Queensland-based tech start-up Nimble will ramp up development of its credit assessment and fraud prevention platform, after raising $1.5 million from a number of high-profile investors.
Nimble, founded in 2005 by Greg Ellis and Sean Teahan, was born out of frustration over a lack of customer-centric lending services.
The founders poured “every cent” they had into the start-up. This meant they had no money to live on, so they mowed lawns on the side for the first few years.
Now, the online company claims to have the most advanced credit assessment and fraud prevention platform in the country.
Using machine-learning algorithms to assess more than 1,000 data points, Nimble approves loan applications within an average of 11 seconds and generally pays within an hour.

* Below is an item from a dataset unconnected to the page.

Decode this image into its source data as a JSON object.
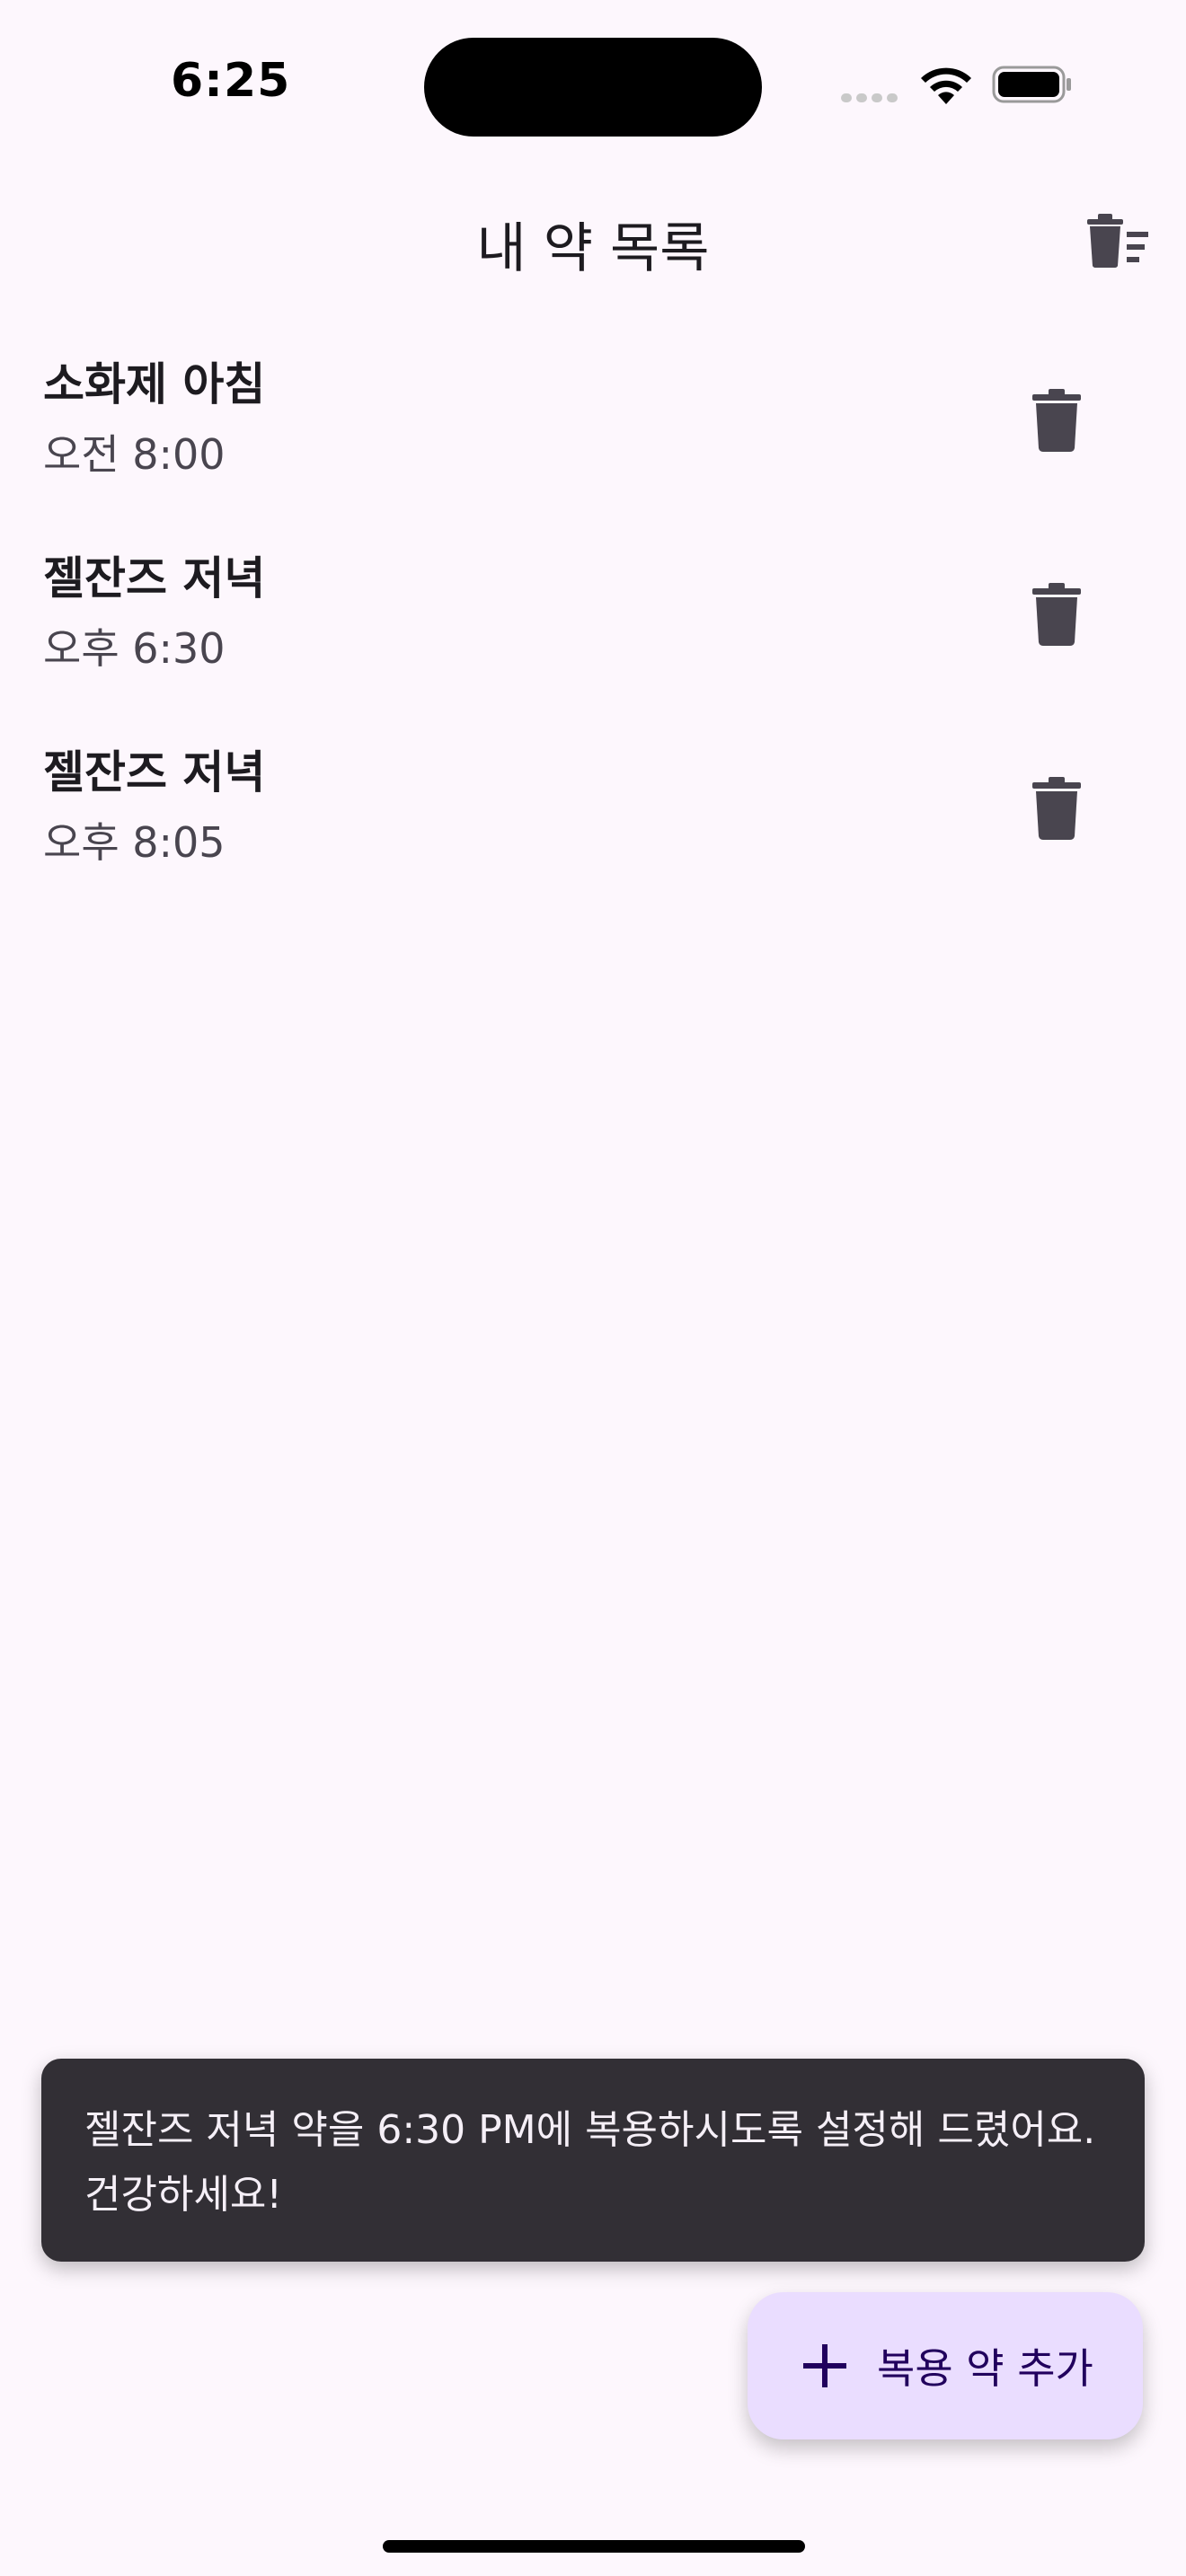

Short-term loans of up to $600 are provided via the company’s website or over the phone. However, the company only approves those with an ability to repay their loan on time.
This works out to be around one in five applicants, although the approval ratio has the potential to increase as the algorithm continues to approve.
Nimble has now raised $1.5 million from investors including iSelect founder Damien Waller, iSelect director Les Web and former Wotif Group chief financial officer Sam Friend.
“Sam Friend became aware of Nimble via the Queensland start-up scene, and introduced them to Les and Damien,” Ellis told StartupSmart.
“They put Nimble through a very intensive due diligence in terms of the technology platform, the business plan as well as the ethical approach of the business.
“Damien… was impressed by Nimble’s approach to using big data, its commitment to ethical practices within an industry not necessarily renowned for that, the ability to scale and the fact Nimble already has a good track record.”
The funds will be used to support the ongoing development of Nimble’s technology platform and promote the service across Australia. It is the company’s first external investment round.
To date, Nimble has provided more than 250,000 loans, with more than half of those loans arranged via mobile only.
According to Ellis, the company’s aim is to disrupt an industry that is “long overdue for a shakeup”.
“Lots of us come up short every now and again, and when we do we should be able to get help responsibly and affordably,” Ellis says.
Nimble is so confident in its ability to approve only those who can repay their loans on time that they have built their business model on losing money if their borrowers don’t in fact do so.
“Big data makes it possible for us to analyse an application in seconds, identifying whether someone has a high likelihood to be able to repay a loan,” Ellis says.
“It has allowed us to build a business model around only lending to people who can afford it.
“[This business model] is the opposite of most lenders and credit card companies who, in some instances, appear to make their profits from a borrower being unable to repay.”
Nimble’s focus on online and mobile is another clear differentiator, says Ellis.
“The rapid growth to date has largely been word of mouth and we hope and believe that will continue and, with extra funding, we can obviously do a bit more to build awareness,” he says.
“We believe a transparent, honest and simple product offering will win.”
In addition to being a member of the Credit Ombudsman Service Limited, Nimble is an ASIC licensed entity subject to the National Consumer Credit Protection Act 2009.